The 1 mM luciferin substrate was spread evenly on the underside of the leaves and allowed to dry for 5 min in the dark. Subsequently, luciferase activity signals were detected with the plant in vivo imaging system (LB985 NightSHADE, Germany). Firefly luciferase (LUC) and Renilla (REN) activities were measured using a dual-luciferase reporter assay system (Promega; E1910) on a Promega GLOMAX 20/20 luminometer. REN activities were used as an internal control. Primers used to generate the constructs are listed in Supplementary Data 3.

Yeast two-hybrid

Yeast two-hybrid assays were conducted following the Yeastmaker™ Yeast Transformation System 2 user manual (Clontech, PT1172-1). To explore interactions between TSP4a and SlARF2a, the full-length coding sequence of TSP4a was cloned into bait vector pGBKT7, while the full-length and truncated coding sequences of SlARF2a were cloned into prey vectors pGADT7. The bait and prey plasmids were then cotransformed into the Y2H Gold yeast strain, following the protocol outlined in the Clontech yeast handbook instructions.
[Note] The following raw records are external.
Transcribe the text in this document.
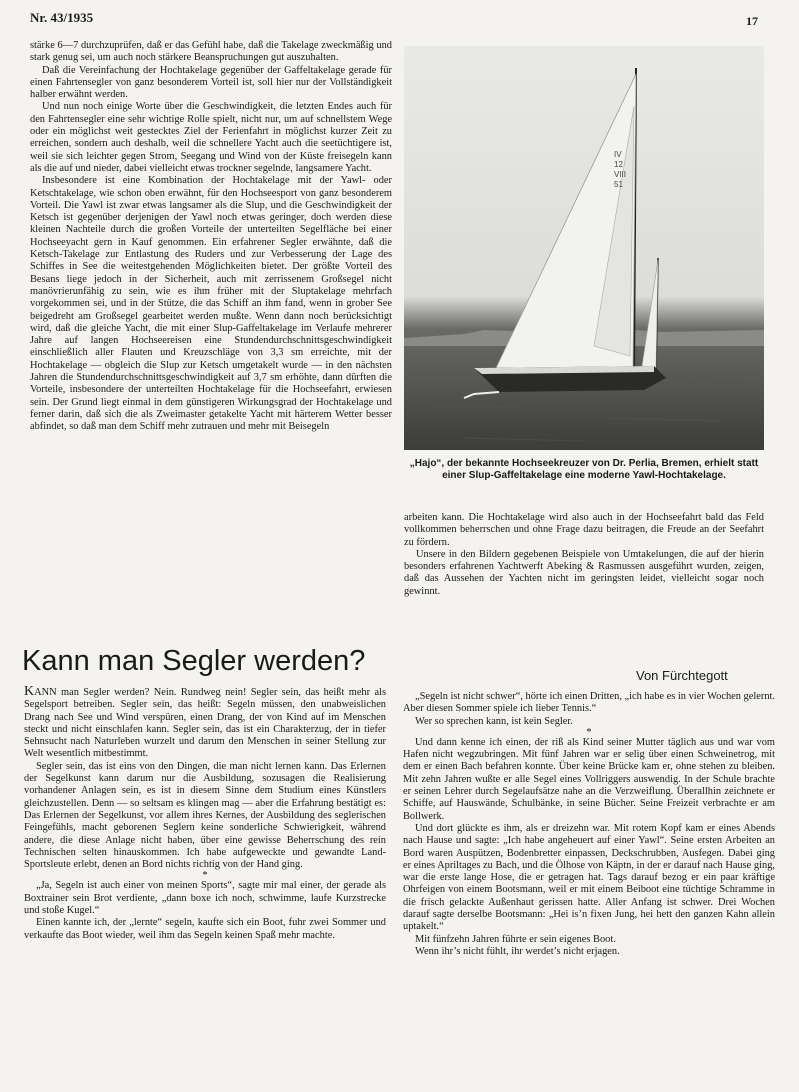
Nr. 43/1935	17

stärke 6—7 durchzuprüfen, daß er das Gefühl habe, daß die Takelage zweckmäßig und stark genug sei, um auch noch stärkere Beanspruchungen gut auszuhalten.

Daß die Vereinfachung der Hochtakelage gegenüber der Gaffeltakelage gerade für einen Fahrtensegler von ganz besonderem Vorteil ist, soll hier nur der Vollständigkeit halber erwähnt werden.

Und nun noch einige Worte über die Geschwindigkeit, die letzten Endes auch für den Fahrtensegler eine sehr wichtige Rolle spielt, nicht nur, um auf schnellstem Wege oder ein möglichst weit gestecktes Ziel der Ferienfahrt in möglichst kurzer Zeit zu erreichen, sondern auch deshalb, weil die schnellere Yacht auch die seetüchtigere ist, weil sie sich leichter gegen Strom, Seegang und Wind von der Küste freisegeln kann als die auf und nieder, dabei vielleicht etwas trockner segelnde, langsamere Yacht.

Insbesondere ist eine Kombination der Hochtakelage mit der Yawl- oder Ketschtakelage, wie schon oben erwähnt, für den Hochseesport von ganz besonderem Vorteil. Die Yawl ist zwar etwas langsamer als die Slup, und die Geschwindigkeit der Ketsch ist gegenüber derjenigen der Yawl noch etwas geringer, doch werden diese kleinen Nachteile durch die großen Vorteile der unterteilten Segelfläche bei einer Hochseeyacht gern in Kauf genommen. Ein erfahrener Segler erwähnte, daß die Ketsch-Takelage zur Entlastung des Ruders und zur Verbesserung der Lage des Schiffes in See die weitestgehenden Möglichkeiten bietet. Der größte Vorteil des Besans liege jedoch in der Sicherheit, auch mit zerrissenem Großsegel nicht manövrierunfähig zu sein, wie es ihm früher mit der Sluptakelage mehrfach vorgekommen sei, und in der Stütze, die das Schiff an ihm fand, wenn in grober See beigedreht am Großsegel gearbeitet werden mußte. Wenn dann noch berücksichtigt wird, daß die gleiche Yacht, die mit einer Slup-Gaffeltakelage im Verlaufe mehrerer Jahre auf langen Hochseereisen eine Stundendurchschnittsgeschwindigkeit einschließlich aller Flauten und Kreuzschläge von 3,3 sm erreichte, mit der Hochtakelage — obgleich die Slup zur Ketsch umgetakelt wurde — in den nächsten Jahren die Stundendurchschnittsgeschwindigkeit auf 3,7 sm erhöhte, dann dürften die Vorteile, insbesondere der unterteilten Hochtakelage für die Hochseefahrt, erwiesen sein. Der Grund liegt einmal in dem günstigeren Wirkungsgrad der Hochtakelage und ferner darin, daß sich die als Zweimaster getakelte Yacht mit härterem Wetter besser abfindet, so daß man dem Schiff mehr zutrauen und mehr mit Beisegeln

IV
12
VIII
51
„Hajo“, der bekannte Hochseekreuzer von Dr. Perlia, Bremen, erhielt statt einer Slup-Gaffeltakelage eine moderne Yawl-Hochtakelage.

arbeiten kann. Die Hochtakelage wird also auch in der Hochseefahrt bald das Feld vollkommen beherrschen und ohne Frage dazu beitragen, die Freude an der Seefahrt zu fördern.

Unsere in den Bildern gegebenen Beispiele von Umtakelungen, die auf der hierin besonders erfahrenen Yachtwerft Abeking & Rasmussen ausgeführt wurden, zeigen, daß das Aussehen der Yachten nicht im geringsten leidet, vielleicht sogar noch gewinnt.

Kann man Segler werden?	Von Fürchtegott

KANN man Segler werden? Nein. Rundweg nein! Segler sein, das heißt mehr als Segelsport betreiben. Segler sein, das heißt: Segeln müssen, den unabweislichen Drang nach See und Wind verspüren, einen Drang, der von Kind auf im Menschen steckt und nicht einschlafen kann. Segler sein, das ist ein Charakterzug, der in tiefer Sehnsucht nach Naturleben wurzelt und darum den Menschen in seiner Stellung zur Welt wesentlich mitbestimmt.

Segler sein, das ist eins von den Dingen, die man nicht lernen kann. Das Erlernen der Segelkunst kann darum nur die Ausbildung, sozusagen die Realisierung vorhandener Anlagen sein, es ist in diesem Sinne dem Studium eines Künstlers gleichzustellen. Denn — so seltsam es klingen mag — aber die Erfahrung bestätigt es: Das Erlernen der Segelkunst, vor allem ihres Kernes, der Ausbildung des seglerischen Feingefühls, macht geborenen Seglern keine sonderliche Schwierigkeit, während andere, die diese Anlage nicht haben, über eine gewisse Beherrschung des rein Technischen selten hinauskommen. Ich habe aufgeweckte und gewandte Land-Sportsleute erlebt, denen an Bord nichts richtig von der Hand ging.

*

„Ja, Segeln ist auch einer von meinen Sports“, sagte mir mal einer, der gerade als Boxtrainer sein Brot verdiente, „dann boxe ich noch, schwimme, laufe Kurzstrecke und stoße Kugel.“

Einen kannte ich, der „lernte“ segeln, kaufte sich ein Boot, fuhr zwei Sommer und verkaufte das Boot wieder, weil ihm das Segeln keinen Spaß mehr machte.

„Segeln ist nicht schwer“, hörte ich einen Dritten, „ich habe es in vier Wochen gelernt. Aber diesen Sommer spiele ich lieber Tennis.“

Wer so sprechen kann, ist kein Segler.

*

Und dann kenne ich einen, der riß als Kind seiner Mutter täglich aus und war vom Hafen nicht wegzubringen. Mit fünf Jahren war er selig über einen Schweinetrog, mit dem er einen Bach befahren konnte. Über keine Brücke kam er, ohne stehen zu bleiben. Mit zehn Jahren wußte er alle Segel eines Vollriggers auswendig. In der Schule brachte er seinen Lehrer durch Segelaufsätze nahe an die Verzweiflung. Überallhin zeichnete er Schiffe, auf Hauswände, Schulbänke, in seine Bücher. Seine Freizeit verbrachte er am Bollwerk.

Und dort glückte es ihm, als er dreizehn war. Mit rotem Kopf kam er eines Abends nach Hause und sagte: „Ich habe angeheuert auf einer Yawl“. Seine ersten Arbeiten an Bord waren Auspützen, Bodenbretter einpassen, Deckschrubben, Ausfegen. Dabei ging er eines Apriltages zu Bach, und die Ölhose von Käptn, in der er darauf nach Hause ging, war die erste lange Hose, die er getragen hat. Tags darauf bezog er ein paar kräftige Ohrfeigen von einem Bootsmann, weil er mit einem Beiboot eine tüchtige Schramme in die frisch gelackte Außenhaut gerissen hatte. Aller Anfang ist schwer. Drei Wochen darauf sagte derselbe Bootsmann: „Hei is’n fixen Jung, hei hett den ganzen Kahn allein uptakelt.“

Mit fünfzehn Jahren führte er sein eigenes Boot.

Wenn ihr’s nicht fühlt, ihr werdet’s nicht erjagen.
The resulting transformants were grown on selective plates lacking leucine and tryptophan for 3 d at 30 °C. The interactions were evaluated by growth assays on medium lacking leucine, tryptophan, histidine, and adenine but supplemented with 30 mM 3-Amino-1,2,4-triazole (3-AT), and the growth was monitored for 3 to 5 days.
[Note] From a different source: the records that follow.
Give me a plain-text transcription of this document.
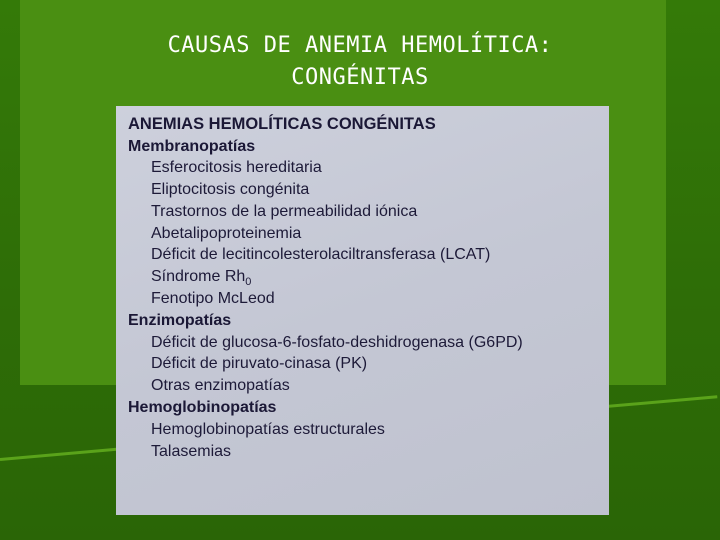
CAUSAS DE ANEMIA HEMOLÍTICA:
CONGÉNITAS
ANEMIAS HEMOLÍTICAS CONGÉNITAS
Membranopatías
Esferocitosis hereditaria
Eliptocitosis congénita
Trastornos de la permeabilidad iónica
Abetalipoproteinemia
Déficit de lecitincolesterolaciltransferasa (LCAT)
Síndrome $Rh_0$
Fenotipo McLeod
Enzimopatías
Déficit de glucosa-6-fosfato-deshidrogenasa (G6PD)
Déficit de piruvato-cinasa (PK)
Otras enzimopatías
Hemoglobinopatías
Hemoglobinopatías estructurales
Talasemias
Bimolecular fluorescence complementation (BiFC) assays

The full-length coding sequences of TSP4a, along with the full-length coding sequence of SlARF2a, or truncated coding sequence of SlARF2a^Tr and SlARF2a^PB1, were amplified and subsequently inserted into the pEarleyGate 201-YN or pEarleyGate 202-YC vectors (using PacI and SpeI restriction enzymes)⁶⁰, utilizing the In-Fusion HD Cloning Kit (Vazyme, C113). These vectors were subsequently transformed into the A. tumefaciens EHA105, and TSP4a fusion proteins were mixed with intact and truncated SlARF2a fusion proteins in an equal volume of culture and injected into the leaves of 4-week-old N. benthamiana plants. Two days after infiltration, YFP fluorescence was observed using a Leica DM6 CS confocal laser-scanning microscope. Images were captured with a laser excitation wavelength of 514 nm, and collection bandwidth was set between 525–570 nm, with intensity values around 10 and gain value of around 600. All primers used to generate the constructs are listed in Supplementary Data 3.

Statistical analyses

Two-tailed Student’s t-test and two-tailed Mann–Whitney–U test were used to determine statistical significance using GraphPad Prism 8. For comparisons of multiple groups, the data were analyzed by one-way and two-way analysis of variance (ANOVA) followed by Tukey’s multiple comparison test using GraphPad Prism 8.

Reporting summary

Further information on research design is available in the Nature Portfolio Reporting Summary linked to this article.